La importancia del efectivo va más allá de la mera preferencia; está intrínsecamente ligado a la inclusión financiera. Según el estudio, un asombroso 71% de la población afirma no tener intenciones de dejar de usar efectivo. Esto resulta evidente cuando se observa que el efectivo es el medio de pago predominante en espacios como ferias libres, transporte público, y pequeños comercios de barrio. Esto indica que las personas con menores ingresos, los adultos mayores, y aquellos que operan en la informalidad dependen en gran medida del efectivo para realizar sus transacciones diarias, lo que resalta su función vital en el tejido social y económico de Chile.

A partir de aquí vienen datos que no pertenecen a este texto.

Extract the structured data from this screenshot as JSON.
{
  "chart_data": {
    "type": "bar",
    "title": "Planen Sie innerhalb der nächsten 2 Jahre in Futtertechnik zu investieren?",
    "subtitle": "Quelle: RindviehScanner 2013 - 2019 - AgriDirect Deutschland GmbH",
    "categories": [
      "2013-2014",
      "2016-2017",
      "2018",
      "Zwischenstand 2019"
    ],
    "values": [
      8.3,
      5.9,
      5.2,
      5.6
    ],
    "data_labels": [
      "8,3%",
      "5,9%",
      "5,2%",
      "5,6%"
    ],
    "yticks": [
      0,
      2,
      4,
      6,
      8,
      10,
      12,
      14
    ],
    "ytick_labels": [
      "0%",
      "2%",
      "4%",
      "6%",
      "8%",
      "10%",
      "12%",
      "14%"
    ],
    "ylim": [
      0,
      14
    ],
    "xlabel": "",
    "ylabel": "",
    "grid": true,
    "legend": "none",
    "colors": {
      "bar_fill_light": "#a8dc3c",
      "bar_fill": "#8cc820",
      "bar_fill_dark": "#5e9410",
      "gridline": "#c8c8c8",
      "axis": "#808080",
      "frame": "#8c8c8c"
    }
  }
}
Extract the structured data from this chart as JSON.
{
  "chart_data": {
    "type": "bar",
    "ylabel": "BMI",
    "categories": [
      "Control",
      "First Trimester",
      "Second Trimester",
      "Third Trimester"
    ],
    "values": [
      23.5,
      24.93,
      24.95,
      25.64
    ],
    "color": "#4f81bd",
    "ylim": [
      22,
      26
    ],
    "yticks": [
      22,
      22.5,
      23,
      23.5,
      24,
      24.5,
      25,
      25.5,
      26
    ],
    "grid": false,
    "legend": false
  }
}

Más allá de las dinámicas económicas, también existe un componente emocional significativo en torno al uso del efectivo. Un estudio de Mercado Pago revela que cerca del 40% de los chilenos expresa sentimientos de incertidumbre ante la posibilidad de un futuro sin efectivo. Para muchos, el dinero en efectivo representa no solo un medio de intercambio, sino también un mecanismo de control sobre sus gastos y una protección ante la vulnerabilidad de las plataformas digitales. Esta percepción refleja un deseo de autonomía en un mundo cada vez más dependiente de la tecnología.

Además, el contexto geográfico de Chile, caracterizado por su susceptibilidad a desastres naturales como terremotos e incendios, acentúa la necesidad de mantener el efectivo como un medio de pago esencial. En situaciones de emergencia, cuando los sistemas digitales pueden fallar, el efectivo se convierte en la única forma de pago viable. La incertidumbre que genera la eliminación del dinero en efectivo podría tener consecuencias graves durante crisis prolongadas, donde las plataformas digitales no estén operativas.

El desafío que enfrenta Chile no se centra únicamente en la transición hacia un sistema de pagos digitales, sino en garantizar que este avance sea inclusivo y resiliente. No se trata de elegir entre efectivo y pagos digitales, sino de fomentar un ecosistema que contemple ambos. Mientras el efectivo siga siendo un símbolo de libertad, acceso y seguridad para millones de personas, su eventual desaparición podría crear más confusión que soluciones. Es fundamental que las políticas públicas y las iniciativas de digitalización consideren las realidades sociales y económicas de la población para evitar dejar atrás a quienes dependen del efectivo.